Implications for Education and Motivation
Although Wissner-Gross’s and Freer’s work has not yet entered education circles, I believe their work bears relevance not only to the intelligence of machines, but also to the education, motivation, and intelligence of human beings. At least one writer agrees that Wissner-Gross’s work has human implications: “With broad implications for fields ranging from management and investing to artificial intelligence, Wissner-Gross’s message reveals a profound new connection between intelligence and freedom.” From Kurzweil Accelerating Intelligence.
I love the notion that intelligence “prefers to keep options open.” I love thinking that education might someday be less of a mechanism for producing educated adults, and more of a mechanism for helping children keep their options open.
I love to think of academic motivation not as “finish this unit and you’ll win X grade or reward,” but rather as “how do we keep your options open so you don’t feel trapped?” Why not cure low educational motivation not with rewards external to the child, but rather with new sparks of option-opening?
Perhaps the core mission of education should be to maximize the future choices of children? By maximizing the future choices of children, might we automatically maximize the intelligence of society as a whole?

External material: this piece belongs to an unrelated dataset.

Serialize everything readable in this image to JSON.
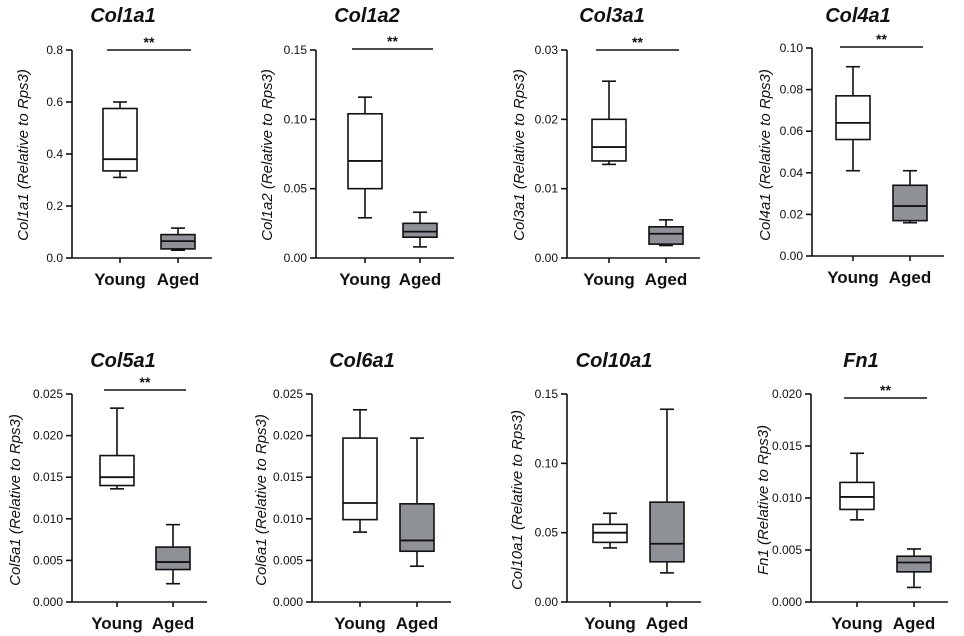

Wissner-Gross notes a profound irony stemming from his work. Rather than the fictional scenario of robots gaining intelligence and then using that intelligence to take control of human society, the reverse may be true: intelligence might arise from control-taking. He explains, “It’s not that machines first become intelligent and then megalomaniacal and try to take over the world. It’s quite the opposite. That the urge to take control of all possible futures is a more fundamental principal than that of intelligence. General intelligence may in fact emerge directly from this sort of control-grabbing, rather than vice versa.”
Just in case Wissner-Gross is correct, and just because children really do love grabbing control from adults and experiencing the world on their own terms, here’s my advice to children and educators:
During times of low motivation, (1) embrace chaos, randomness, and disorder, (2) let go of all notions that X academic unit must be completed by Y arbitrary time, and (3) jump-start new interests and motivations.
If Wissner-Gross is correct, increasing children’s chaos and choices might just increase their intelligence.